Man convinced he had Covid shot wife to death over 'lack of attention'

21 October 2021, 21:43 | Updated: 22 October 2021, 00:47

Harthorne-Jones will be detained in a mental health hospital
Harthorne-Jones will be detained in a mental health hospital. Picture: Alamy

By Will Taylor

A gun dealer killed his wife with a shotgun when he became convinced he had caught Covid and she was not paying him enough attention.

Peter Hartshorne-Jones used the double barrelled weapon to shoot his wife Silke twice at close range as she lay in bed at their Suffolk home, Ipswich Crown Court heard.

Judge Martyn Levett said the "motive is very much left in the air" but noted the 52-year-old defendant believed he had contracted coronavirus, despite there being "no clinical evidence" for that.

Hartshorne-Jones and solicitor Silke, 42, had been using separate bedrooms to social distance by the time of the killing on May 3 last year.

He shot his wife at about 4.30am, with one of the two children in the home going to Silke's room after hearing a gunshot and climbing over her legs before going to find Hartshorne-Jones, thinking an intruder had got in the house.

The case was heard at Ipswich Crown Court
The case was heard at Ipswich Crown Court. Picture: Alamy

The child found him having breakfast. He then called an ambulance and his wife was pronounced dead in hospital.

The court heard Hartshorne-Jones told officers he had not meant to kill his wife, later claiming he could not remember what happened.

The court heard he made contact with care providers 26 times in the 42 days between March 16 and April 27 and told his wife's father he was anxious and "driving Silke crazy".

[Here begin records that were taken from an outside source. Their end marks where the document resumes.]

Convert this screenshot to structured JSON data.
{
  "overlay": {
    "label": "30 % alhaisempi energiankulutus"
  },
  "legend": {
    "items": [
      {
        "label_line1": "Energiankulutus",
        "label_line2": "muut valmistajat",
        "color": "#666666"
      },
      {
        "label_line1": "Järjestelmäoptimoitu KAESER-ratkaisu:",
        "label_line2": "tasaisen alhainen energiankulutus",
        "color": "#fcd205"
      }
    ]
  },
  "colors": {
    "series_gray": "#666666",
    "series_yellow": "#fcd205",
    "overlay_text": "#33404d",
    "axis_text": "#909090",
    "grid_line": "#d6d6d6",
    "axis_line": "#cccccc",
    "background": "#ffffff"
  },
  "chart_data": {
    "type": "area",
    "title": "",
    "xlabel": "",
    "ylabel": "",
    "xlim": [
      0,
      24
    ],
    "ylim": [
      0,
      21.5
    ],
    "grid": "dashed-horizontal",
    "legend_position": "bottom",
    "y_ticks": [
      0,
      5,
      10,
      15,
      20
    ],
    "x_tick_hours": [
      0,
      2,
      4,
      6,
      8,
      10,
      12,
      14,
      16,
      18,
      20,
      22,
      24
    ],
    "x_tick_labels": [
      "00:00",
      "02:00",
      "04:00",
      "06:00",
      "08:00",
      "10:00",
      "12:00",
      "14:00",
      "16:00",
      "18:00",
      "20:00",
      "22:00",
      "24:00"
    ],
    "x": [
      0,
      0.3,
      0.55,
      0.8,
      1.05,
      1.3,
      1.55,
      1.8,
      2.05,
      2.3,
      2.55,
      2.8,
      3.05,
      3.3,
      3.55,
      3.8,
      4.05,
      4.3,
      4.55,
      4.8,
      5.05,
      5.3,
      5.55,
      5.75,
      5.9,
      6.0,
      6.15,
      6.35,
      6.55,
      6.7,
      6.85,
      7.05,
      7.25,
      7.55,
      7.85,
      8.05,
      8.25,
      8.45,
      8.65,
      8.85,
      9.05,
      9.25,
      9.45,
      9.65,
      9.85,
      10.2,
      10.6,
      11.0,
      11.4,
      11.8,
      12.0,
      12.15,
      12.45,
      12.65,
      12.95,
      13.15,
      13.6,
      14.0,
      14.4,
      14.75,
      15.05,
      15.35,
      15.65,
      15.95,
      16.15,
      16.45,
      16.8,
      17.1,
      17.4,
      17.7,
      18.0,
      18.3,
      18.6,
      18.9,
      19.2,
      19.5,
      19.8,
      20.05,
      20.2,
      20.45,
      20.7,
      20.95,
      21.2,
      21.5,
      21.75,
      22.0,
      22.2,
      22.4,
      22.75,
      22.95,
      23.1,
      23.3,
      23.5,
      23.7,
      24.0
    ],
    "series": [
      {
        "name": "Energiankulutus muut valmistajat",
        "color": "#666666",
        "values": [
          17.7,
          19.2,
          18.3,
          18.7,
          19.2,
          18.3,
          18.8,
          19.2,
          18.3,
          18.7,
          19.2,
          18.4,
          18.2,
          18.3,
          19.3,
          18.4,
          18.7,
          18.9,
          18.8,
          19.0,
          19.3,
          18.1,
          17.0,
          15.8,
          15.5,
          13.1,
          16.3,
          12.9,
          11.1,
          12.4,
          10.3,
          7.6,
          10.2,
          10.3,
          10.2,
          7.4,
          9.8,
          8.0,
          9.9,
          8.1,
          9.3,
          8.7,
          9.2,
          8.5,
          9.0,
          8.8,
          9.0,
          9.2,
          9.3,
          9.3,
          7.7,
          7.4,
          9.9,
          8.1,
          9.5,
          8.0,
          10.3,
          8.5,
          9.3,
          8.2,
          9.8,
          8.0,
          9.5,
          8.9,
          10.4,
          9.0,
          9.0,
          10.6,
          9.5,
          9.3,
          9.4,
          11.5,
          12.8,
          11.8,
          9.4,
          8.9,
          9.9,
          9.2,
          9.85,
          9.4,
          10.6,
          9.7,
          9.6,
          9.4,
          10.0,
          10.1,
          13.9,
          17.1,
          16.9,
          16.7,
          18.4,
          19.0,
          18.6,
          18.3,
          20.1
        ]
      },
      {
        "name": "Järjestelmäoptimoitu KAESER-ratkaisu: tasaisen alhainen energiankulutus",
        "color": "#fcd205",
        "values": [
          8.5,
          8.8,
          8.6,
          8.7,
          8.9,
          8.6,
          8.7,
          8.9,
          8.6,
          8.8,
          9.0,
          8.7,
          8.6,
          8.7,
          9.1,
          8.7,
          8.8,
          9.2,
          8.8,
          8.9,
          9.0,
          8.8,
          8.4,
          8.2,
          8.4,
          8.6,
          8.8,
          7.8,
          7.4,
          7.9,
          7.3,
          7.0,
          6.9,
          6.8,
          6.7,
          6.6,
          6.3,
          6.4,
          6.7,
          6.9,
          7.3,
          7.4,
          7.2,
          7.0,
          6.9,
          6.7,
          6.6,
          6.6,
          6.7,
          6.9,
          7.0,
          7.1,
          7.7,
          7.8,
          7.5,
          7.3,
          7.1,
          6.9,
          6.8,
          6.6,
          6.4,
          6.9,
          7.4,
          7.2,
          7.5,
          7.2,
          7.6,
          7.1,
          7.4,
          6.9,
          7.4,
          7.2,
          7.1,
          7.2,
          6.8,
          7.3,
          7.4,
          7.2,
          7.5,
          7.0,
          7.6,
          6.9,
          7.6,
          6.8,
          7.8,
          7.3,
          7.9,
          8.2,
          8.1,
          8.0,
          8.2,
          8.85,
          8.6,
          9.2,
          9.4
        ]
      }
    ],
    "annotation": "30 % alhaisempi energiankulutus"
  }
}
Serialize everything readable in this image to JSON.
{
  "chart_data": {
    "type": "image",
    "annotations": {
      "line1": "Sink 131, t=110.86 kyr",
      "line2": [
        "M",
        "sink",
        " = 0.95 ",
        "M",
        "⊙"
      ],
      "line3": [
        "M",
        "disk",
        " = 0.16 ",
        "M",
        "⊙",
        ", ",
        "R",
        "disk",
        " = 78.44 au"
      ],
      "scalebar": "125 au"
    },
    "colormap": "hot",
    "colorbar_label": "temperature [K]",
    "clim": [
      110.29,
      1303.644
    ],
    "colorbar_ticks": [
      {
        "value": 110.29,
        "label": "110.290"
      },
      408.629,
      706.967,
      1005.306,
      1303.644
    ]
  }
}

"She thinks I'm exaggerating and just have a chest infection but I've never felt so unwell," Hartshorne-Jones said, in a statement read by the judge. The court heard how his symptoms could have been caused by anxiety.

He had said in other messages that he wanted to be in a "sanitised, sterile environment".

The judge said the defendant, who was found to have an abnormality of mental functioning, had not disclosed his history of mental health in order to hold firearms, and said Hartshorne-Jones had suffered from a "depressive mental illness" for a decade or potentially even longer.

"You thought your wife, the victim of this fatal shooting, was not paying enough attention to you and your needs," said the judge.

He also described Silke as an "intelligent, resourceful lady" who "had every prospect of furthering her career had her life not been cruelly cut short by her husband".

He said: "There are in fact only two people who could have told me what happened and the reason why but sadly one of them is dead."

The judge told the defendant, who had admitted manslaughter by diminished responsibility, that it was not possible to reliably estimate "when you will cease to be a danger", and sentenced him to a hybrid order under the Mental Health Act.

Hartshorne-Jones was given a life term with a minimum of eight years, and he will be detained at a mental health hospital.